Date of Death: 9.1.18

Buried: Duhallow Advanced Dressing Station Cemetery II.F.12

Family history: Son of David Kyles, 25 Snab Row, Bo’ness. His father was a miner who had moved from Portobello to Bo’ness. He had a brother, William. Prior to enlisting, he was labourer and lived in Kirkcaldy.

He enlisted in September 1914, in the Black Watch however, he was deemed not likely to become an efficient soldier and was discharged in October 1914. He again enlisted later in the war and joined the 1st Infantry Labour Company, Seaforth Highlanders. His company was transferred to the 13th Company, Labour Corps in April 1917.

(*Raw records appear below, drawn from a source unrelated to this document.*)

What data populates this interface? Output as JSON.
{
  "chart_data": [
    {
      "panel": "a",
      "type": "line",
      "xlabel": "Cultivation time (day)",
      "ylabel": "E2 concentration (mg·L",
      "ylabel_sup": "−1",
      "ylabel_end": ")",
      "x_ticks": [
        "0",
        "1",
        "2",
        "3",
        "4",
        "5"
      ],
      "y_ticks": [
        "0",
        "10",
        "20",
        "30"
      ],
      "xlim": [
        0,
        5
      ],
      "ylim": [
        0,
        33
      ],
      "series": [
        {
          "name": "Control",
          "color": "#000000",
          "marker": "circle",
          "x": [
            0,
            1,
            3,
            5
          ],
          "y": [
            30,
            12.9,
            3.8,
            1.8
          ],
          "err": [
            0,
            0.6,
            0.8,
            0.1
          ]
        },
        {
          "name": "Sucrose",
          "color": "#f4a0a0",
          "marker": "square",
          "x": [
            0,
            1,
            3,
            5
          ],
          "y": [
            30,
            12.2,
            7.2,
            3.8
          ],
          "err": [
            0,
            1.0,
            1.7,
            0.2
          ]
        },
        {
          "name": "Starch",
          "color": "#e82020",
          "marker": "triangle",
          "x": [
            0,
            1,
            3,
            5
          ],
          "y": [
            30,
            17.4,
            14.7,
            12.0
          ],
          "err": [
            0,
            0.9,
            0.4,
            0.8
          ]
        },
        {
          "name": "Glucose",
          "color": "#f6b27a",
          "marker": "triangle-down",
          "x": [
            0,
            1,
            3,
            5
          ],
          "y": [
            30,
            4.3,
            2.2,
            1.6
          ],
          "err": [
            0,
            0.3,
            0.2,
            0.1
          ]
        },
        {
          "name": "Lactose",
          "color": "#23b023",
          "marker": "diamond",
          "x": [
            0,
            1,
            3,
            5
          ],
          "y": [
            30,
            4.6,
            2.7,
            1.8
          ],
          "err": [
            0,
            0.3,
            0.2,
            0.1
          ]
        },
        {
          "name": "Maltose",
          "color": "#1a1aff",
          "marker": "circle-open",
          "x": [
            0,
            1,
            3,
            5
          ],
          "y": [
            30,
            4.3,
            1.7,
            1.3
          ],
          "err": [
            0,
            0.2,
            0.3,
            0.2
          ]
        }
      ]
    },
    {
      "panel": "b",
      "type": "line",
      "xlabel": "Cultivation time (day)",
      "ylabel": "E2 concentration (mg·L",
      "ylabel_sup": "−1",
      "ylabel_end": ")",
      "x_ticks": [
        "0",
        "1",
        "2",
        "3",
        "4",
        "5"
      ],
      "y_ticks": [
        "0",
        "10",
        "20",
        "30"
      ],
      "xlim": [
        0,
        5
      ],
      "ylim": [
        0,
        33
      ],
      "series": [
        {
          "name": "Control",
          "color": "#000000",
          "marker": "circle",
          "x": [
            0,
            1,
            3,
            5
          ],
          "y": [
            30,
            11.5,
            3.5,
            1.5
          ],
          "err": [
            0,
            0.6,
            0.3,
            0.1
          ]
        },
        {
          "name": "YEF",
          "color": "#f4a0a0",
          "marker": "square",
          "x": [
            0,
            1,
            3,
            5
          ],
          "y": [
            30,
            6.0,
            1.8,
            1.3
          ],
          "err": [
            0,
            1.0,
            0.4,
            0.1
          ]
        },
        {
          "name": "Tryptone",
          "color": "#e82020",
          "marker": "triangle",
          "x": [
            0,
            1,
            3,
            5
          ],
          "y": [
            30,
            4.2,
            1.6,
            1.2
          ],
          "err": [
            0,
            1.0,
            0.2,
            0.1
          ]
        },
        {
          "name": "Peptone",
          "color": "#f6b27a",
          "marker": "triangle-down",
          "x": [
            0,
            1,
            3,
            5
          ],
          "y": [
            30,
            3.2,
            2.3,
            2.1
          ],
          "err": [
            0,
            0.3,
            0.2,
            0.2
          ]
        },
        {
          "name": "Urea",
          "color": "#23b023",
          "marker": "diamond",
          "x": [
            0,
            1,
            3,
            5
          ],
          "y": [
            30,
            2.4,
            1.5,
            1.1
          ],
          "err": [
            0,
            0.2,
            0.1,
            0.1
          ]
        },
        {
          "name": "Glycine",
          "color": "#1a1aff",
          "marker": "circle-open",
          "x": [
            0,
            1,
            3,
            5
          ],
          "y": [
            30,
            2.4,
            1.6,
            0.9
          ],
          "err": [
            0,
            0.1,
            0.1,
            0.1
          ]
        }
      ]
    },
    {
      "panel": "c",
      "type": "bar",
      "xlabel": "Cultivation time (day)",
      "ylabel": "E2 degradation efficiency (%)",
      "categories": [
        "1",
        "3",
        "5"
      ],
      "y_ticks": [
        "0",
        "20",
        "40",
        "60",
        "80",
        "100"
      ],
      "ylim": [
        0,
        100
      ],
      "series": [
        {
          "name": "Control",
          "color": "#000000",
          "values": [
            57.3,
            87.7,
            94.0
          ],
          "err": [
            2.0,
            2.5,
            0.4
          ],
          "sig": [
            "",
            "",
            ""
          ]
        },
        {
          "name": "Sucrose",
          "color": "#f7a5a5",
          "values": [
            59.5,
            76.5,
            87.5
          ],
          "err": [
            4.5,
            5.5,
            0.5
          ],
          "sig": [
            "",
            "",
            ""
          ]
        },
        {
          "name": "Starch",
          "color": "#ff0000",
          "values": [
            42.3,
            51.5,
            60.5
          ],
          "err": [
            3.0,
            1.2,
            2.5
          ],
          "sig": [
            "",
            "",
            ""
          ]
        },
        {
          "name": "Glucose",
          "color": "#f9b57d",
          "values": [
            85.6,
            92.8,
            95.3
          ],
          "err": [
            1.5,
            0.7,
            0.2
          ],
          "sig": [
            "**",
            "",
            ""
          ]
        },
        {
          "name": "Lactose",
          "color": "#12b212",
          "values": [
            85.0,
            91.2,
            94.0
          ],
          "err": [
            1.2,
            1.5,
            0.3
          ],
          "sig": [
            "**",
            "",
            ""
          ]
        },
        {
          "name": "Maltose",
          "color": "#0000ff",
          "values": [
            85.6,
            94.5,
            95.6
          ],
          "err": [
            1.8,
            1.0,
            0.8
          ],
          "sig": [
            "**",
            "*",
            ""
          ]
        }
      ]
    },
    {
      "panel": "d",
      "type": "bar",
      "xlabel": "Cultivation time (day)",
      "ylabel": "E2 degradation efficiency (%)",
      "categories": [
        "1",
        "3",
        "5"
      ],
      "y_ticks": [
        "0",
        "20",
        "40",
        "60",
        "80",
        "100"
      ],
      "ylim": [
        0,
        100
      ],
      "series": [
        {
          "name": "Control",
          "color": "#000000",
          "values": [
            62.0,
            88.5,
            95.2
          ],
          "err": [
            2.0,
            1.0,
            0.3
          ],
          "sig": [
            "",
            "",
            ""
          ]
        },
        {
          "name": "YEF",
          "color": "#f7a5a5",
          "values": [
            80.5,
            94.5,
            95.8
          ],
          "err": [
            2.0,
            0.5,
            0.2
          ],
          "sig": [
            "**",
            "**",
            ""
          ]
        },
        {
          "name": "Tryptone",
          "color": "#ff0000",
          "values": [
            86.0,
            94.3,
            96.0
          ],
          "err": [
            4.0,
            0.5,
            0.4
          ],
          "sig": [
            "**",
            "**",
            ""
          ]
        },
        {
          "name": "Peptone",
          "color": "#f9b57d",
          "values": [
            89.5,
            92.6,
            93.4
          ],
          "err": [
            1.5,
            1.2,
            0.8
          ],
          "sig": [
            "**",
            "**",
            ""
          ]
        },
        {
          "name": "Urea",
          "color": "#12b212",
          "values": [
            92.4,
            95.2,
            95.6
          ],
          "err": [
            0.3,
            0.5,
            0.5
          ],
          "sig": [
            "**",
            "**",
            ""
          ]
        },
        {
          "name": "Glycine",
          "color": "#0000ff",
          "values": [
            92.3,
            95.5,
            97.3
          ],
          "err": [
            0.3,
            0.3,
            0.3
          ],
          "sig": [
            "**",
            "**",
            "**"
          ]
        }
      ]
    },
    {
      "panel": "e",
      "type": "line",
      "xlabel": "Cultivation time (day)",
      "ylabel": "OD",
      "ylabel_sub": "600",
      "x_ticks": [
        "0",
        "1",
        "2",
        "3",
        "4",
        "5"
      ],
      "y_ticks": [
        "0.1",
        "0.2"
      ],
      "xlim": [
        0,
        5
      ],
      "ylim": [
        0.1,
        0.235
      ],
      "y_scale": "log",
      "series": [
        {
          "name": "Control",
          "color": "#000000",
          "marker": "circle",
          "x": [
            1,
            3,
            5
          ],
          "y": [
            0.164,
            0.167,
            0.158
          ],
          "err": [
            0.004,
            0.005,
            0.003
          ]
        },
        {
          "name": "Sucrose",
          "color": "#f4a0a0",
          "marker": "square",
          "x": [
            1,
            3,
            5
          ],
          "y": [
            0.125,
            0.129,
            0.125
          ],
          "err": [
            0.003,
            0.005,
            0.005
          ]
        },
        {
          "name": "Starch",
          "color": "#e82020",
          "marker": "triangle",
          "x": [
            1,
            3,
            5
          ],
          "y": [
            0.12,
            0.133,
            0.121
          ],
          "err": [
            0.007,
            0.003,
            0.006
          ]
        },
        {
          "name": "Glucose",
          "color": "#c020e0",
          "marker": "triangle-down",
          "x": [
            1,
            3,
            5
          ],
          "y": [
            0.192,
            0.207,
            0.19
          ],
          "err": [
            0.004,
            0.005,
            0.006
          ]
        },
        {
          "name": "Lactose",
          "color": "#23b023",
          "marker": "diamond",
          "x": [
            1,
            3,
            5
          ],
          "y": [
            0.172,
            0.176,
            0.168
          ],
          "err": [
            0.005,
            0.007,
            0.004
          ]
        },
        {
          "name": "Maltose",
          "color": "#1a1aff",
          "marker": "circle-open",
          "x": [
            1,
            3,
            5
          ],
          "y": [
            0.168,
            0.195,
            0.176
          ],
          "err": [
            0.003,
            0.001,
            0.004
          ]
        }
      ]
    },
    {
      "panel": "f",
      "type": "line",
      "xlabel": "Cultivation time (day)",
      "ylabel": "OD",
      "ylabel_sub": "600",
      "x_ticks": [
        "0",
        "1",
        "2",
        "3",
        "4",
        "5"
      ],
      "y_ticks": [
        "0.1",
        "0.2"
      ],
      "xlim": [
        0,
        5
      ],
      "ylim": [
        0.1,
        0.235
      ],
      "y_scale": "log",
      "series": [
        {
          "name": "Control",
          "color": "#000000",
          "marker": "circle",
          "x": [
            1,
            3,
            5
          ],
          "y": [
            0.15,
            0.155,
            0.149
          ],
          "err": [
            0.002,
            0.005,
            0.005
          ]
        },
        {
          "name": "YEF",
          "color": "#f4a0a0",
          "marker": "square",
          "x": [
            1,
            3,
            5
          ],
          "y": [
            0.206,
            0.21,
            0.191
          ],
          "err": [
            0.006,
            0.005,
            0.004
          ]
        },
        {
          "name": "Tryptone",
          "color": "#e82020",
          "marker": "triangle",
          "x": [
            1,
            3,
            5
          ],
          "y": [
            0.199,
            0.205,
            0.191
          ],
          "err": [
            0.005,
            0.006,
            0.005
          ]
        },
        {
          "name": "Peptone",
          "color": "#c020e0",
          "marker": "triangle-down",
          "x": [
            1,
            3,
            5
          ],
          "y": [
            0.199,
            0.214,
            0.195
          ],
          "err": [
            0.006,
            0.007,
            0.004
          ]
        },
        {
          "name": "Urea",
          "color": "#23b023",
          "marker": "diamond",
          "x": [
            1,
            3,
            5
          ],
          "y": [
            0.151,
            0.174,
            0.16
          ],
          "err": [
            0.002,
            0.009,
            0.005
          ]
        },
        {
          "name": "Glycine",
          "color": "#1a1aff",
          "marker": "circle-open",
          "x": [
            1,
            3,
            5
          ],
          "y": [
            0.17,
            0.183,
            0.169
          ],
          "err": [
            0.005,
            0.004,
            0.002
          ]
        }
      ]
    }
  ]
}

What was a Labour Company?

The Labour Corps Company was defined in Army Orders when the Labour Corps came into existence in 1917. Its standard composition was defined in Army Council Instruction 611 of that year.


1 Major, commanding the company

4 Lieutenants or Second Lieutenants

1 Company Sergeant Major and 1 Company Quartermaster


8 Sergeants

18 Corporals (of which, 1 a Corporal-Cook and 1 a Corporal-Clerk)

461 Privates (of which 6 were appointed to Lance-Corporal)

6 officers’ batmen (normally Privates)


1 Medical Officer of the Royal Army Medical Corps

8 Drivers of the Army Service Corps (of which 1 a Corporal)


The company was structured into:

Company Headquarters

4 Platoons (under a Lieutenant or Second Lieutenant), each of 2 Sections (under a Sergeant). Each Section made up of 2 Sub-Sections (under a Corporal).


The company was provided with three carts and four General Service wagons and a total of 13 draught and heavy draught horses. The officer commanding would be provided with a riding horse or bicycle at his discretion.

The action leading to his death

The 13th Labour Company was engaged in salvaging ammunition when they came under air attack on 9 January. A bomb struck a loaded truck and killed forty one men. George is buried in a mass grave with forty of his comrades. The headstones show a variety of cap badges, many from the Seaforth Highlanders.

The men buried in a mass grave. Plot II, Row F Authors image

His headstone does not mention he was a member of the Labour Corps. In 1919 it was decided that the headstone of a member of the Labour Corps, who previously served in any other unit, should record his connection with his previous regiment.